La Patagonia chilena es el lugar donde posiblemente se inventó la expresión «espectáculo natural», un rincón del mundo que mantiene la magia de lo inalcanzable. Y es que la distancia, que fue un reto para los exploradores europeos, ha protegido la esencia de esta región modelada por las luces australes. Una fiesta donde la estepa se funde con laberintos de fiordos que bordean hielos milenarios y lagos que reflejan amaneceres de película bajo las imperturbables Torres del Paine.

Lo difícilmente alcanzable suele ser el punto de partida para que cualquier objetivo nos parezca más atractivo y la aventura de conseguirlo, más apasionante. Y llegar (casi) hasta el fin del mundo, pone la miel en la boca a cualquiera. De todas formas, con sus atrezzos naturales, la Patagonia chilena no necesitaba de más concesiones para ser uno de esos destinos que con solo nombrarlo, despierte tantos suspiros.

Llegar es sólo cuestión de tiempo: unas dieciocho horas desde España. Así es cómo empieza el regustillo de poder decir “yo estuve allí”. Más aún con el aperitivo de cruzar la cordillera de Los Andes, a los que parece que se puede saltar sin mucho esfuerzo desde la ventanilla del avión que pasa tan cerca. Unas horas más de vuelo con panorámica de glaciares y fiordos y se llega a Punta Arenas.

La entrada a Patagonia

Punta Arenas es la puerta de entrada al espectáculo patagónico y una de las primeras impresiones es que es allí donde el viento da la vuelta, literalmente. Después, hay que volver a mirar en el GPS para asegurarse de no estar en alguna ciudad costera del norte de Europa. O al menos, es la estampa más parecida —salpicada eso sí, de pintorescos edificios— la que se dibuja desde los miradores del Cerro y de la Cruz, puntos estratégicos para contemplar de lejos, con día despejado, Tierra de Fuego. Aunque la panorámica que envuelve la ciudad, responsable en cierto modo también de ponerla en el mapa, es la del Estrecho de Magallanes.

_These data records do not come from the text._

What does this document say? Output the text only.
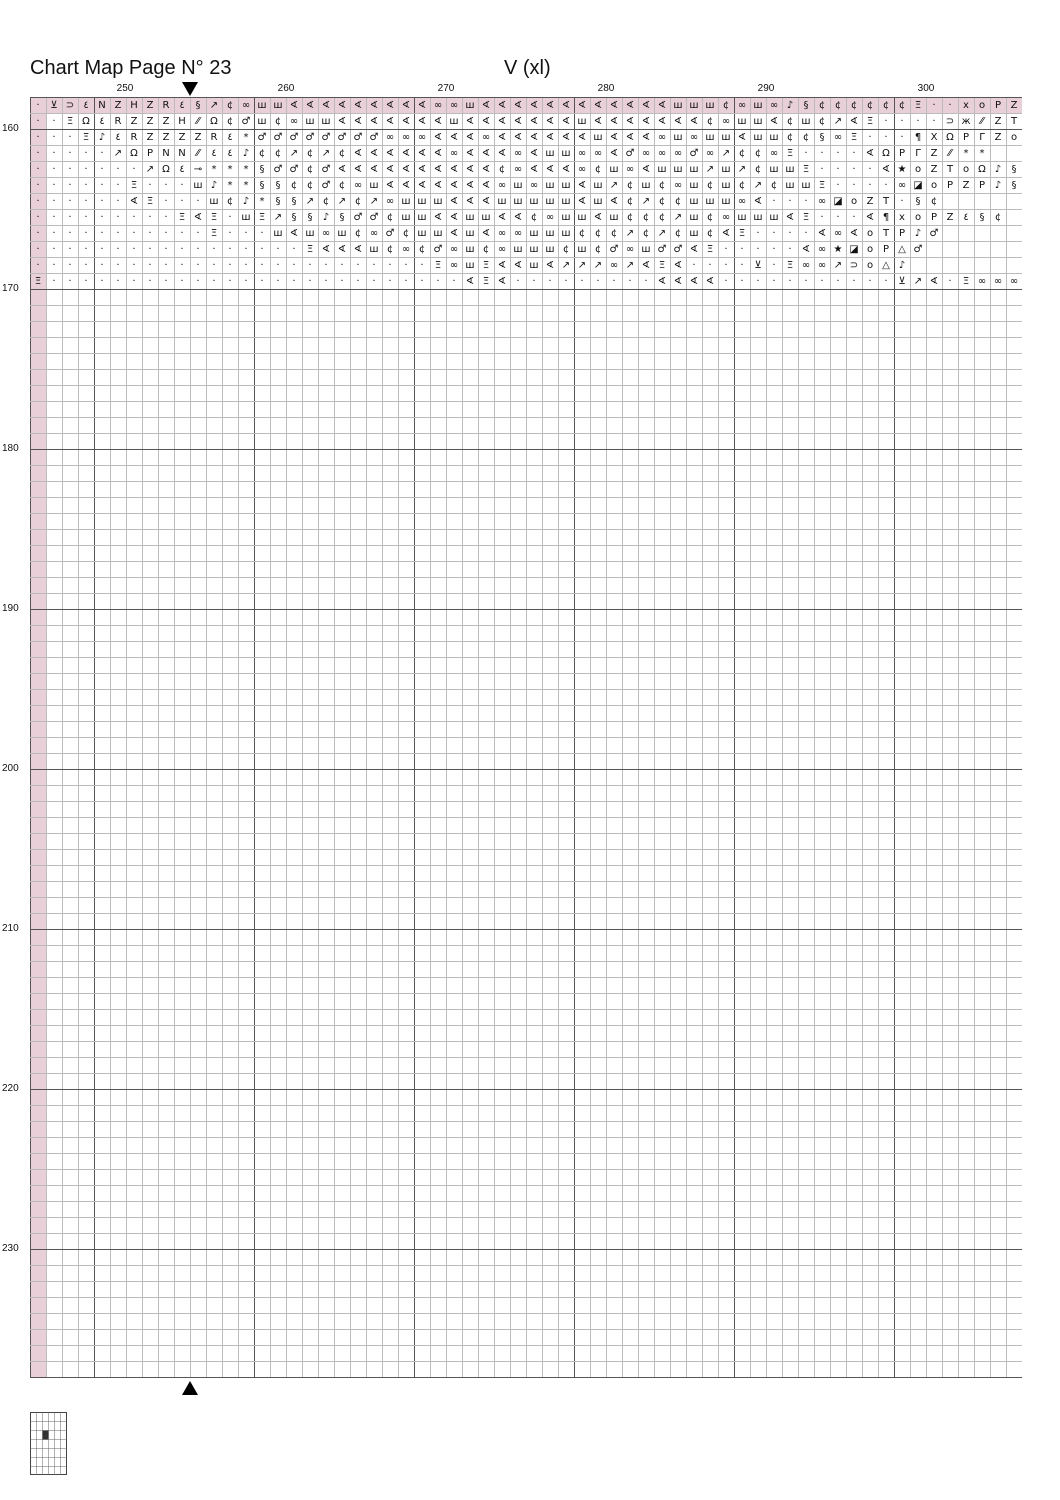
Chart Map Page N° 23	V (xl)
250	260	270	280	290	300
160
170
180
190
200
210
220
230
· ⊻ ⊃ ٤ N Z H Z R ٤ § ↗ ¢ ∞ ш ш ∢ ∢ ∢ ∢ ∢ ∢ ∢ ∢ ∢ ∞ ∞ ш ∢ ∢ ∢ ∢ ∢ ∢ ∢ ∢ ∢ ∢ ∢ ∢ ш ш ш ¢ ∞ ш ∞ ♪ § ¢ ¢ ¢ ¢ ¢ ¢ Ξ · · x o P Z
· · Ξ Ω ٤ R Z Z Z H ⁄⁄ Ω ¢ ♂ ш ¢ ∞ ш ш ∢ ∢ ∢ ∢ ∢ ∢ ∢ ш ∢ ∢ ∢ ∢ ∢ ∢ ∢ ш ∢ ∢ ∢ ∢ ∢ ∢ ∢ ¢ ∞ ш ш ∢ ¢ ш ¢ ↗ ∢ Ξ · · · · ⊃ ж ⁄⁄ Z T
· · · Ξ ♪ ٤ R Z Z Z Z R ٤ * ♂ ♂ ♂ ♂ ♂ ♂ ♂ ♂ ∞ ∞ ∞ ∢ ∢ ∢ ∞ ∢ ∢ ∢ ∢ ∢ ∢ ш ∢ ∢ ∢ ∞ ш ∞ ш ш ∢ ш ш ¢ ¢ § ∞ Ξ · · · ¶ X Ω P Γ Z o
· · · · · ↗ Ω P N N ⁄⁄ ٤ ٤ ♪ ¢ ¢ ↗ ¢ ↗ ¢ ∢ ∢ ∢ ∢ ∢ ∢ ∞ ∢ ∢ ∢ ∞ ∢ ш ш ∞ ∞ ∢ ♂ ∞ ∞ ∞ ♂ ∞ ↗ ¢ ¢ ∞ Ξ · · · · ∢ Ω P Γ Z ⁄⁄ * *
· · · · · · · ↗ Ω ٤ ⊸ * * * § ♂ ♂ ¢ ♂ ∢ ∢ ∢ ∢ ∢ ∢ ∢ ∢ ∢ ∢ ¢ ∞ ∢ ∢ ∢ ∞ ¢ ш ∞ ∢ ш ш ш ↗ ш ↗ ¢ ш ш Ξ · · · · ∢ ★ o Z T o Ω ♪ §
· · · · · · Ξ · · · ш ♪ * * § § ¢ ¢ ♂ ¢ ∞ ш ∢ ∢ ∢ ∢ ∢ ∢ ∢ ∞ ш ∞ ш ш ∢ ш ↗ ¢ ш ¢ ∞ ш ¢ ш ¢ ↗ ¢ ш ш Ξ · · · · ∞ ◪ o P Z P ♪ §
· · · · · · ∢ Ξ · · · ш ¢ ♪ * § § ↗ ¢ ↗ ¢ ↗ ∞ ш ш ш ∢ ∢ ∢ ш ш ш ш ш ∢ ш ∢ ¢ ↗ ¢ ¢ ш ш ш ∞ ∢ · · · ∞ ◪ o Z T · § ¢
· · · · · · · · · Ξ ∢ Ξ · ш Ξ ↗ § § ♪ § ♂ ♂ ¢ ш ш ∢ ∢ ш ш ∢ ∢ ¢ ∞ ш ш ∢ ш ¢ ¢ ¢ ↗ ш ¢ ∞ ш ш ш ∢ Ξ · · · ∢ ¶ x o P Z ٤ § ¢
· · · · · · · · · · · Ξ · · · ш ∢ ш ∞ ш ¢ ∞ ♂ ¢ ш ш ∢ ш ∢ ∞ ∞ ш ш ш ¢ ¢ ¢ ↗ ¢ ↗ ¢ ш ¢ ∢ Ξ · · · · ∢ ∞ ∢ o T P ♪ ♂
· · · · · · · · · · · · · · · · · Ξ ∢ ∢ ∢ ш ¢ ∞ ¢ ♂ ∞ ш ¢ ∞ ш ш ш ¢ ш ¢ ♂ ∞ ш ♂ ♂ ∢ Ξ · · · · · ∢ ∞ ★ ◪ o P △ ♂
· · · · · · · · · · · · · · · · · · · · · · · · · Ξ ∞ ш Ξ ∢ ∢ ш ∢ ↗ ↗ ↗ ∞ ↗ ∢ Ξ ∢ · · · · ⊻ · Ξ ∞ ∞ ↗ ⊃ o △ ♪
Ξ · · · · · · · · · · · · · · · · · · · · · · · · · · ∢ Ξ ∢ · · · · · · · · · ∢ ∢ ∢ ∢ · · · · · · · · · · · ⊻ ↗ ∢ · Ξ ∞ ∞ ∞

Porque la historia de esta ciudad tan remota para nosotros  y de todo el territorio no habría sido igual sin la aventura del explorador que con mucha tenacidad, en 1520, quiso acortar el paso hacia las Molucas y se encontró con el paso natural entre el Atlántico y el Pacífico. El descubrimiento de Magallanes no estuvo exento de dificultades, como demuestran los nombres que fueron dando a la geografía él y otros pioneros posteriores: Puerto del Hambre, Bahía Inútil, Paso Tortuoso… a partir de aquí, cambió la historia de la navegación y la vida ya no volvería a ser igual para los patagones, los habitantes de estas tierras, conocidos así por sus “pies grandes”.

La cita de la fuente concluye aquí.